Kilmaru is the pseudonym used by an anonymous video creator whose first-person videos depict famous cities and public locations as though no other people are present. The account started publishing videos on TikTok in 2021. The videos contain no dialogue, and the individual behind the camera never appears on screen.

== Videos ==
The earliest uploads featured deserted streets, supermarkets and a McDonald's restaurant. Later videos expanded to city centres including New York, London, Rome, Barcelona as well as the Vatican Museums and the Colosseum, each shown without any visible people. Other videos have shown Berlin, Tokyo, Florence and Pisa in broad daylight, with no pedestrians, no museum visitors, and no customers or employees visible inside shops. The locations are places that are usually busy, such as Piccadilly Circus and Times Square.

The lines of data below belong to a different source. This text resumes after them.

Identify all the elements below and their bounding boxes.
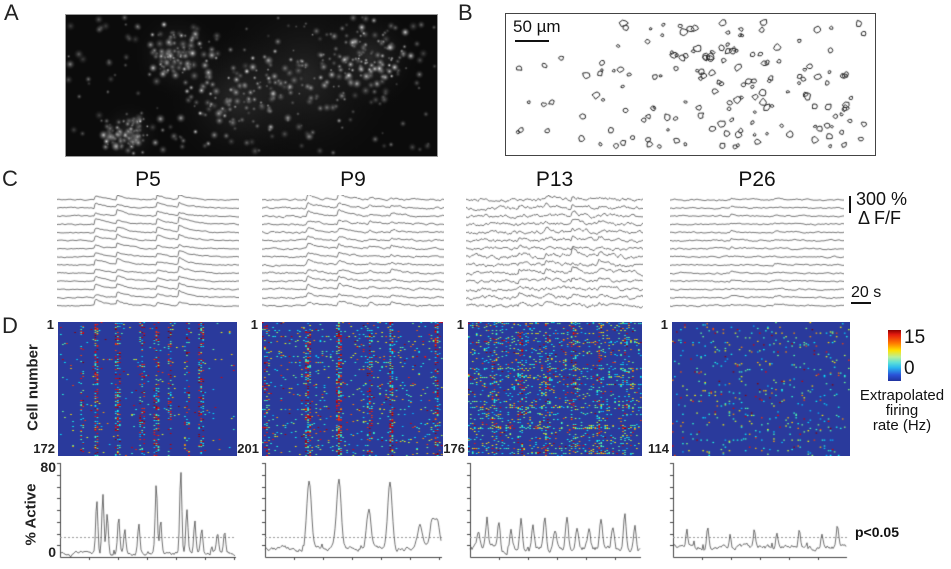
df-scale-units: Δ F/F (858, 208, 902, 228)
colorbar-title-line3: rate (Hz) (872, 417, 932, 434)
panel-c-label: C (2, 166, 18, 191)
cell-first-label-p9: 1 (250, 317, 258, 332)
percent-active-plot-p5 (54, 461, 237, 562)
panel-a-label: A (4, 0, 19, 25)
significance-label: p<0.05 (855, 524, 899, 540)
panel-b-scale-bar-label: 50 µm (513, 17, 561, 36)
cell-first-label-p5: 1 (46, 317, 54, 332)
colorbar-title-line1: Extrapolated (859, 387, 945, 404)
panel-b-cell-outline-map (505, 13, 876, 156)
colorbar-max-label: 15 (904, 327, 926, 348)
df-scale-tick (849, 196, 851, 213)
cell-first-label-p26: 1 (660, 317, 668, 332)
cell-number-axis-label: Cell number (24, 344, 42, 431)
active-ymin-label: 0 (48, 544, 56, 560)
percent-active-plot-p13 (464, 461, 642, 562)
panel-a-fluorescence-image (65, 14, 438, 157)
colorbar-title-line2: firing (885, 402, 919, 419)
panel-d-label: D (2, 313, 18, 338)
cell-count-label-p26: 114 (648, 441, 669, 456)
colorbar-gradient (888, 330, 901, 381)
colorbar-min-label: 0 (904, 358, 915, 379)
time-scale-line (851, 302, 871, 304)
age-title-p9: P9 (340, 168, 366, 191)
traces-plot-p13 (466, 195, 643, 309)
cell-count-label-p9: 201 (237, 441, 259, 456)
firing-rate-heatmap-p5 (58, 322, 237, 456)
age-title-p5: P5 (135, 168, 161, 191)
age-title-p13: P13 (535, 168, 574, 191)
percent-active-plot-p9 (259, 461, 443, 562)
panel-b-label: B (458, 0, 473, 25)
panel-b-scale-bar-line (515, 40, 549, 42)
firing-rate-heatmap-p13 (468, 322, 642, 456)
cell-first-label-p13: 1 (456, 317, 464, 332)
percent-active-plot-p26 (667, 461, 848, 562)
cell-count-label-p13: 176 (443, 441, 465, 456)
firing-rate-heatmap-p26 (672, 322, 850, 456)
traces-plot-p5 (57, 195, 239, 309)
cell-count-label-p5: 172 (33, 441, 55, 456)
traces-plot-p9 (262, 195, 444, 309)
traces-plot-p26 (670, 195, 844, 309)
time-scale-label: 20 s (851, 284, 882, 301)
active-ymax-label: 80 (40, 459, 56, 475)
percent-active-axis-label: % Active (22, 483, 40, 546)
firing-rate-heatmap-p9 (262, 322, 443, 456)
df-scale-amplitude: 300 % (856, 189, 908, 209)
age-title-p26: P26 (738, 168, 776, 191)
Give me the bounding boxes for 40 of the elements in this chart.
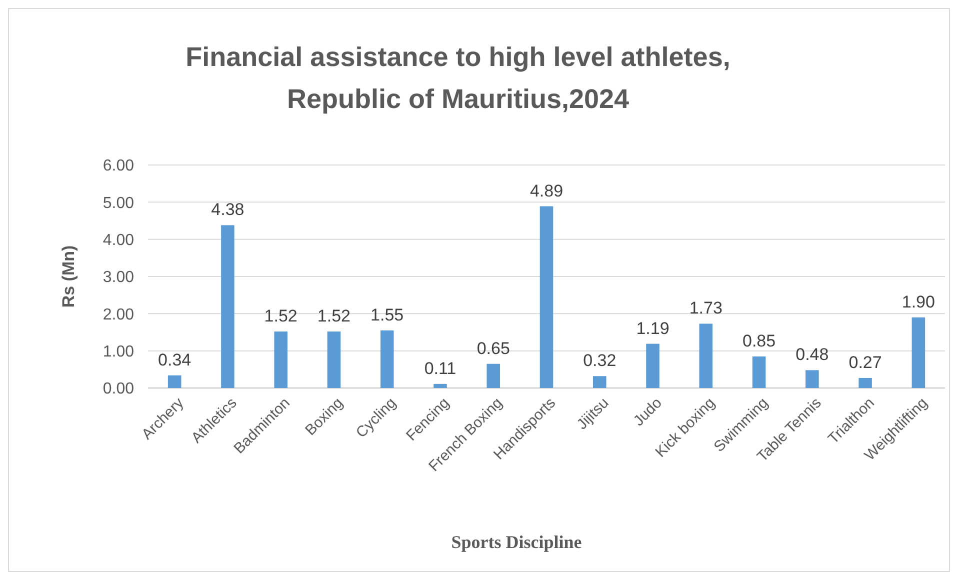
y-tick-label: 4.00 <box>102 232 134 249</box>
data-label: 1.73 <box>689 298 722 318</box>
data-label: 0.27 <box>848 352 882 372</box>
bar <box>168 375 182 388</box>
bar <box>540 206 554 388</box>
bar <box>858 378 872 388</box>
bar <box>912 317 926 388</box>
bar <box>592 376 606 388</box>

According to the narrative presented on the account, the narrator previously worked as a programmer of artificial intelligence systems and arrived in an uninhabited parallel world after hacking a quantum computer. In June 2021, a five-part series showed the narrator waking up aboard an abandoned cruise ship. Newsweek described the series as a continuation of the "empty world" videos, which had begun in March of that year.

== Production ==
The fact-checking website Snopes examined the cruise ship videos and concluded that they had been filmed under normal conditions before the other people were removed during post-production. Geopop reported the same process, describing the use of object-removal software similar to Google's Magic Eraser together with filming early in the morning, when fewer people are present and need to be removed. The visual effects channel Corridor Crew dedicated an episode of its VFX Artists React series to the videos.

== Recognition ==
During the 2021 Monaco Streaming Film Festival, the account received the Best Creative Content award. The winners were credited as the duo "Kilian and Maruta".